Re: [PATCH 4/3] x86/vdso: Optimize setup_additional_pages()

linux-mm.kvack.org archive mirror
 help / color / mirror / Atom feed

From: Davidlohr Bueso <davidlohr@hp.com>
To: Ingo Molnar <mingo@kernel.org>
Cc: Al Viro <viro@zeniv.linux.org.uk>,
	Andrew Morton <akpm@linux-foundation.org>,
	Linus Torvalds <torvalds@linux-foundation.org>,
	Michel Lespinasse <walken@google.com>,
	Peter Zijlstra <a.p.zijlstra@chello.nl>,
	Rik van Riel <riel@redhat.com>,
	Tim Chen <tim.c.chen@linux.intel.com>,
	aswin@hp.com, linux-mm <linux-mm@kvack.org>,
	linux-kernel@vger.kernel.org,
	Russell King <linux@arm.linux.org.uk>,
	Catalin Marinas <catalin.marinas@arm.com>,
	Will Deacon <will.deacon@arm.com>,
	Richard Kuo <rkuo@codeaurora.org>,
	Ralf Baechle <ralf@linux-mips.org>,
	Benjamin Herrenschmidt <benh@kernel.crashing.org>,
	Paul Mackerras <paulus@samba.org>,
	Martin Schwidefsky <schwidefsky@de.ibm.com>,
	Heiko Carstens <heiko.carstens@de.ibm.com>,
	Paul Mundt <lethal@linux-sh.org>,
	Chris Metcalf <cmetcalf@tilera.com>,
	Jeff Dike <jdike@addtoit.com>,
	Richard Weinberger <richard@nod.at>,
	Thomas Gleixner <tglx@linutronix.de>,
	Ingo Molnar <mingo@redhat.com>, "H. Peter Anvin" <hpa@zytor.com>
Subject: Re: [PATCH 4/3] x86/vdso: Optimize setup_additional_pages()
Date: Sun, 20 Oct 2013 20:52:36 -0700	[thread overview]
Message-ID: <1382327556.2402.23.camel@buesod1.americas.hpqcorp.net> (raw)
In-Reply-To: <20131018060501.GA3411@gmail.com>

Hi Ingo,

On Fri, 2013-10-18 at 08:05 +0200, Ingo Molnar wrote:
> * Davidlohr Bueso <davidlohr@hp.com> wrote:
> 
> > --- a/arch/x86/vdso/vma.c
> > +++ b/arch/x86/vdso/vma.c
> > @@ -154,12 +154,17 @@ static int setup_additional_pages(struct linux_binprm *bprm,
> >  				  unsigned size)
> >  {
> >  	struct mm_struct *mm = current->mm;
> > +	struct vm_area_struct *vma;
> >  	unsigned long addr;
> >  	int ret;
> >  
> >  	if (!vdso_enabled)
> >  		return 0;
> >  
> > +	vma = kmem_cache_zalloc(vm_area_cachep, GFP_KERNEL);
> > +	if (unlikely(!vma))
> > +		return -ENOMEM;
> > +
> >  	down_write(&mm->mmap_sem);
> >  	addr = vdso_addr(mm->start_stack, size);
> >  	addr = get_unmapped_area(NULL, addr, size, 0, 0);
> > @@ -173,14 +178,17 @@ static int setup_additional_pages(struct linux_binprm *bprm,
> >  	ret = install_special_mapping(mm, addr, size,
> >  				      VM_READ|VM_EXEC|
> >  				      VM_MAYREAD|VM_MAYWRITE|VM_MAYEXEC,
> > -				      pages);
> > +				      pages, &vma);
> >  	if (ret) {
> >  		current->mm->context.vdso = NULL;
> >  		goto up_fail;
> >  	}
> >  
> > +	up_write(&mm->mmap_sem);
> > +	return ret;
> >  up_fail:
> >  	up_write(&mm->mmap_sem);
> > +	kmem_cache_free(vm_area_cachep, vma);
> >  	return ret;
> >  }
> >  
> 
> 1)
> 
> Beyond the simplification that Linus suggested, why not introduce a new 
> function, named 'install_special_mapping_vma()' or so, and convert 
> architectures one by one, without pressure to get it all done (and all 
> correct) in a single patch?
> 

Hmm I'd normally take this approach but updating the callers from all
architectures was so straightforward and monotonous that I think it's
easier to just do it all at once.
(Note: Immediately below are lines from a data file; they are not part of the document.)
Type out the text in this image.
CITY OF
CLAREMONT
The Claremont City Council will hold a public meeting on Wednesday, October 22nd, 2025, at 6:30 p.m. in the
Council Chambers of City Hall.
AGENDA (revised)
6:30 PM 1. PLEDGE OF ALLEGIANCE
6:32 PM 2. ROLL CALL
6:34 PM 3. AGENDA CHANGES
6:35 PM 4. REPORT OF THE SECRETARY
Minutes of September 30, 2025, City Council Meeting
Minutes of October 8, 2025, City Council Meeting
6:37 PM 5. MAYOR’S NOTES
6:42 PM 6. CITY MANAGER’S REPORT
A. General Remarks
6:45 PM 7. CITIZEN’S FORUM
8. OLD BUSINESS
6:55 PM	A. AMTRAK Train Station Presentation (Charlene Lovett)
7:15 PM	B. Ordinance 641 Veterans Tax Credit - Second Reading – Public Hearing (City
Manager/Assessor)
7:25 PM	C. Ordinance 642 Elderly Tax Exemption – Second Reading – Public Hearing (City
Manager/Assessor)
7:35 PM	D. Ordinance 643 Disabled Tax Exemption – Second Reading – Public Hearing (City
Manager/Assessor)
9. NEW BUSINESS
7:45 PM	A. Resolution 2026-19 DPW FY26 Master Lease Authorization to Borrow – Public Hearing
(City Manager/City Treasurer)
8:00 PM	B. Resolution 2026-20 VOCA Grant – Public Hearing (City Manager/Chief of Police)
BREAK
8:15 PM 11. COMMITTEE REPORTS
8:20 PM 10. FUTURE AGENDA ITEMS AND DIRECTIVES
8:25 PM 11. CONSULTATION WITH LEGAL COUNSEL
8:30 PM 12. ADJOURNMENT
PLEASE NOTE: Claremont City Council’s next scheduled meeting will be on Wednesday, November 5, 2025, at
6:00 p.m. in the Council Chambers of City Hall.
Andrew had suggested using linux-next
for testing, so if some arch breaks (in the not-compiling sense), the
maintainer or I can easily address the issue.

> 2)
> 
> I don't see the justification: this code gets executed in exec() where a 
> new mm has just been allocated. There's only a single user of the mm and 
> thus the critical section width of mmap_sem is more or less irrelevant.
> 
> mmap_sem critical section size only matters for codepaths that threaded 
> programs can hit.
> 

Yes, I was surprised by the performance boost I noticed when running
this patch. This weekend I re-ran the tests (including your 4/3 patch)
and noticed that while we're still getting some benefits (more like in
the +5% throughput range), it's not as good as I originally reported. I
believe the reason is because I had ran the tests on the vanilla kernel
without the max clock frequency, so the comparison was obviously not
fair. That said, I still think it's worth adding this patch, as it does
help at a micro-optimization level, and it's one less mmap_sem user we
have to worry about.

> 3)
> 
> But, if we do all that, a couple of other (micro-)optimizations are 
> possible in setup_additional_pages() as well:

I've rebased your patch on top of mine and things ran fine over the
weekend, didn't notice anything unusual - see below. I've *not* added
your SoB tag, so if you think it's good to go, please go ahead and add
it.

> 
>  - vdso_addr(), which is actually much _more_ expensive than kmalloc() 
>    because on most distros it will call into the RNG, can also be done 
>    outside the mmap_sem.
> 
>  - the error paths can all be merged and the common case can be made 
>    fall-through.
> 
>  - use 'mm' consistently instead of repeating 'current->mm'
> 
>  - set 'mm->context.vdso' only once we know it's all a success, and do it 
>    outside the lock
> 
>  - add a few comments about which operations are locked, which unlocked, 
>    and why. Please double check the assumptions I documented there.
> 
> See the diff attached below. (Totally untested and all that.)
> 
> Also note that I think, in theory, if exec() guaranteed the privacy and 
> single threadedness of the new mm, we could probably do _all_ of this 
> unlocked. Right now I don't think this is guaranteed: ptrace() users might 
> look up the new PID and might interfere on the MM via 
> PTRACE_PEEK*/PTRACE_POKE*.
> 
> ( Furthermore, /proc/ might also give early access to aspects of the mm - 
>   although no manipulation of the mm is possible there. )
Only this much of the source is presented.